Nesse Português Correto

[Ana Junqueira, 'Sol', 22 anos. @restlesssol_ em todas as redes. Formada em cinema e voluntária no Projeto Curinga]


Não queria introduzir esse texto, mas acho que se não o fizer, a frase final acaba indo muito ao pé da letra. Aqui tenho um pouco de tudo, esse tema, querendo ou não, acaba sendo um dos mais próximos de mim e do que venho oferecendo ao Curinga até agora. Por ter tanto de mim, acho que fico hesitante em me expor com clareza, então fica esse embaralho todo. Quero falar das línguas que falo, e de como com elas, acabo por não falar nada.
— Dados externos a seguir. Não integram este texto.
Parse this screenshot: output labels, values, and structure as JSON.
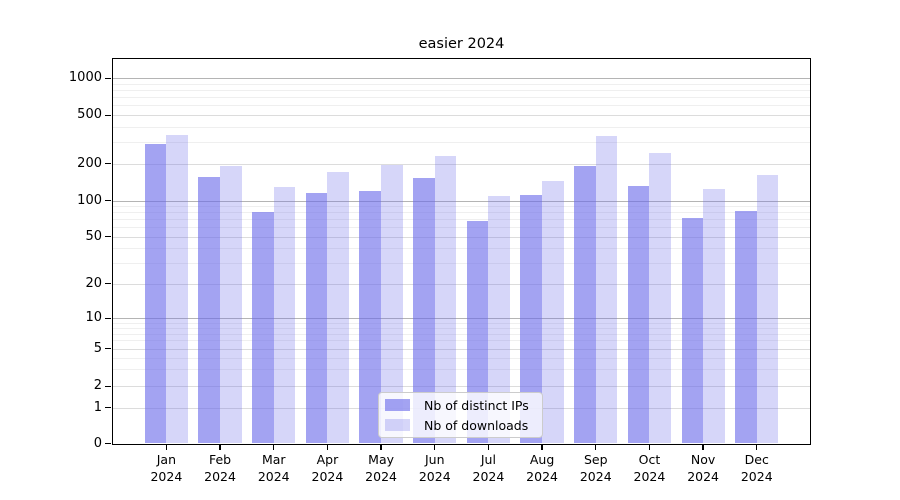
{
  "title": "easier 2024",
  "chart_data": {
    "type": "bar",
    "title": "easier 2024",
    "categories": [
      "Jan",
      "Feb",
      "Mar",
      "Apr",
      "May",
      "Jun",
      "Jul",
      "Aug",
      "Sep",
      "Oct",
      "Nov",
      "Dec"
    ],
    "category_year": "2024",
    "series": [
      {
        "name": "Nb of distinct IPs",
        "color": "#6b6bea",
        "opacity": 0.62,
        "values": [
          290,
          155,
          80,
          115,
          120,
          152,
          67,
          110,
          190,
          130,
          72,
          81
        ]
      },
      {
        "name": "Nb of downloads",
        "color": "#6b6bea",
        "opacity": 0.28,
        "values": [
          345,
          190,
          128,
          170,
          196,
          229,
          108,
          145,
          334,
          246,
          125,
          160
        ]
      }
    ],
    "yscale": "symlog",
    "ytick_labels": [
      "0",
      "1",
      "2",
      "5",
      "10",
      "20",
      "50",
      "100",
      "200",
      "500",
      "1000"
    ],
    "ytick_values": [
      0,
      1,
      2,
      5,
      10,
      20,
      50,
      100,
      200,
      500,
      1000
    ],
    "ylim": [
      0,
      1400
    ],
    "grid": {
      "on": true,
      "major_color": "#b4b4b4",
      "light_color": "#dcdcdc",
      "minor_color": "#efefef"
    },
    "legend": {
      "position": "lower center",
      "entries": [
        "Nb of distinct IPs",
        "Nb of downloads"
      ]
    }
  }
}
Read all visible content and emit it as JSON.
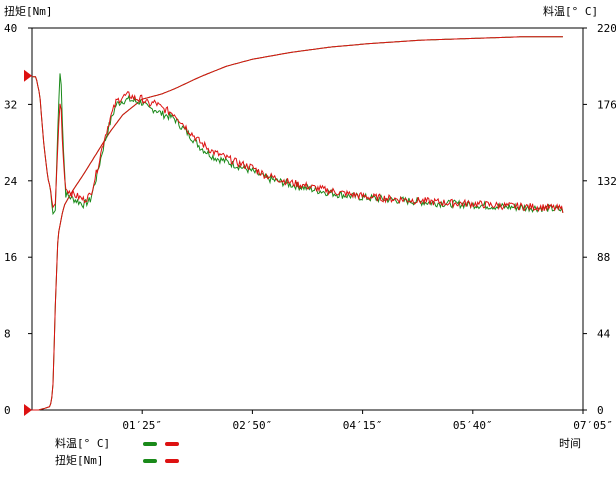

Um dia aprendo a ser mais transparente, até lá, que o embaçado reine.


Língua-chicote

Estrala

Sacode

Por onde passa uma ofensa

Repensa

O que realmente queria dizer.


Tanto a se falar e nada por ser dito. Um dia me calei, acho que ninguém notou. Eu, que sempre fui de muitas palavras, me vi perdendo até o beabá. Tem grito preso na garganta até hoje. Descobri que de nada adianta saber várias línguas se nenhuma carrega na sua construção as fundações para que eu me despeje. “Nossa, como você tá quieta hoje”, meu amor, estou quieta há anos. Estavam tão preocupados em me lembrar de quem fui, que se esqueceram de olhar quem eu sou.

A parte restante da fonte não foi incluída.